(WASHINGTON, D.C.) – U.S. Senators Lamar Alexander (R-TN), Tom Coburn, M.D. (R-OK), and Richard Burr (R-NC) sent a letter to FDA Commissioner Hamburg asking for comprehensive data on the risks and benefits associated with the Expanded Access, or “compassionate use”, program. Expanded Access allows patients to access non-FDA approved therapies which are outside of clinical trials to treat serious or immediately life threatening conditions.
The full text of the letter is below:
June 16, 2014
Margaret A. Hamburg, MD
U.S. Food and Drug Administration
10903 New Hampshire Avenue
Silver Spring, MD 20993
Dear Commissioner Hamburg:
We are interested in understanding how the Expanded Access, or “compassionate use,” program at the U.S. Food and Drug Administration (FDA) is serving patients who seek access to new, unapproved therapies outside of clinical trials to treat serious or life threatening conditions. The work of our nation’s biomedical research infrastructure and potential for medical innovation on behalf of patients is astounding. Yet, each day patients nationwide are burdened by diseases and conditions that no FDA-approved products can cure or treat. Those patients are understandably desperate for any treatment that might improve their ailments, quality of life, or survival. For some, there is hope in drugs or devices that have not yet completed the FDA review and approval process, but their hopes are often frustrated since clinical trials alone often take years to complete under current design requirements.
As we perform oversight of the compassionate use program, we respectfully ask you to provide the following information with respect to investigational new drugs (INDs), specifically:
- The number of requests for expanded access INDs and protocols that FDA has received each year since 2009, including whether such requests were for an individual patient IND, an individual patient protocol, an emergency IND, an emergency protocol, an intermediate-size IND, an intermediate-size protocol, a broader treatment IND, or a broader treatment protocol.
- The number of approvals for expanded access INDs and protocols each year since 2009, by category of access as listed in question 1.
- The average time in calendar days it took to approve or deny such requests each year since 2009, by category of access as listed in question 1.
- Please list the conditions for which FDA has approved expanded access INDs and protocols each year since 2009, by category of access as listed in question 1. Please also list the conditions by which expanded access INDs and protocols were rejected, if applicable, each year since 2009, by category of access as listed in question 1.
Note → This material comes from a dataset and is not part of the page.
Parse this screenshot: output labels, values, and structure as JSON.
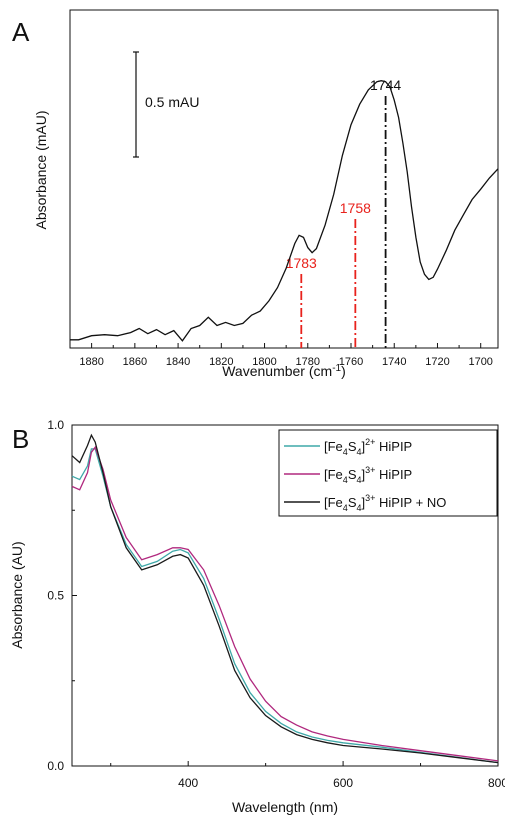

- Does FDA collect data about the clinical trial phase of the investigational new drug at the time it is approved for expanded access? If so, please provide the number of expanded access approvals by clinical trial stage since 2009.
- How does FDA use data on safety and outcomes from expanded access uses in regulatory decisions regarding the safety and efficacy of investigational new drugs, including when such drugs have been submitted for review and approval by the agency?
- In May 2013, FDA released draft guidance that said, “FDA is currently considering whether other options might better facilitate individual patient expanded access while providing appropriate ethical oversight.” What options in addition to the full Institutional Review Board process has FDA considered to better facilitate expanded access for individual patients? What is FDA’s timeline for further consideration and/or implementation of such options?
- How have you worked with patients and healthcare providers to help them understand the compassionate use options and application processes? Do you plan to finalize the May 2013 draft guidance, and if so when? What feedback have you received on the educational expanded access training webinar?
- How does FDA interact with drug manufacturers in considering and implementing expanded access INDs and protocols? Please outline any applicable steps FDA could take to minimize the risks and burdens for drug manufacturers when they supply product as part of expanded access INDs and protocols.
We look forward to working with you on this issue to ensure the FDA’s compassionate use program is operating well for patients, providers, and the agency. We respectfully ask that you would provide a written response within 30 days of the date of this letter.